Scientists are rapidly closing in on a way to create a new strain of yeast that would, through fermentation, convert corn syrup into an opiate similar to codeine or morphine, John Dueber, PhD, an assistant professor of bioengineering at the University of California in Berkeley, told HealthDay. A concerted effort by researchers could make yeast-derived opioids a reality within two to three years, he said.
The new yeast could be of tremendous benefit to medicine, allowing for production of cheaper pain medications that are potentially more effective and less addictive, Dueber said.

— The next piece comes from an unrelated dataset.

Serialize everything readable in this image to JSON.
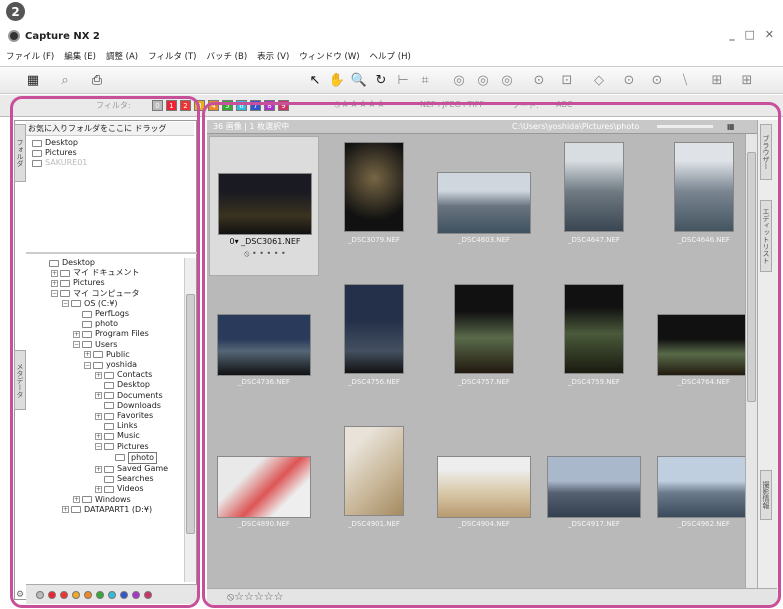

The yeast also could be engineered to create other medications based on molecules derived from poppy flowers, including antibiotics or cancer drugs. But if the yeast got into the wrong hands, it would provide an easy and inexpensive source for illegal opioids, he added.
Realizing the potential for abuse, researchers are urging policymakers at the National Science Foundation and elsewhere to create strategies in advance that would deter illicit use. These could include laws and regulations that tightly control access to the yeast, as well as work in the lab to make the yeast less appealing to drug abusers, Kenneth Oye, PhD, told HealthDay. Oye is the director of policy and practices at the Synthetic Biology Engineering Research Center at the Massachusetts Institute of Technology in Cambridge.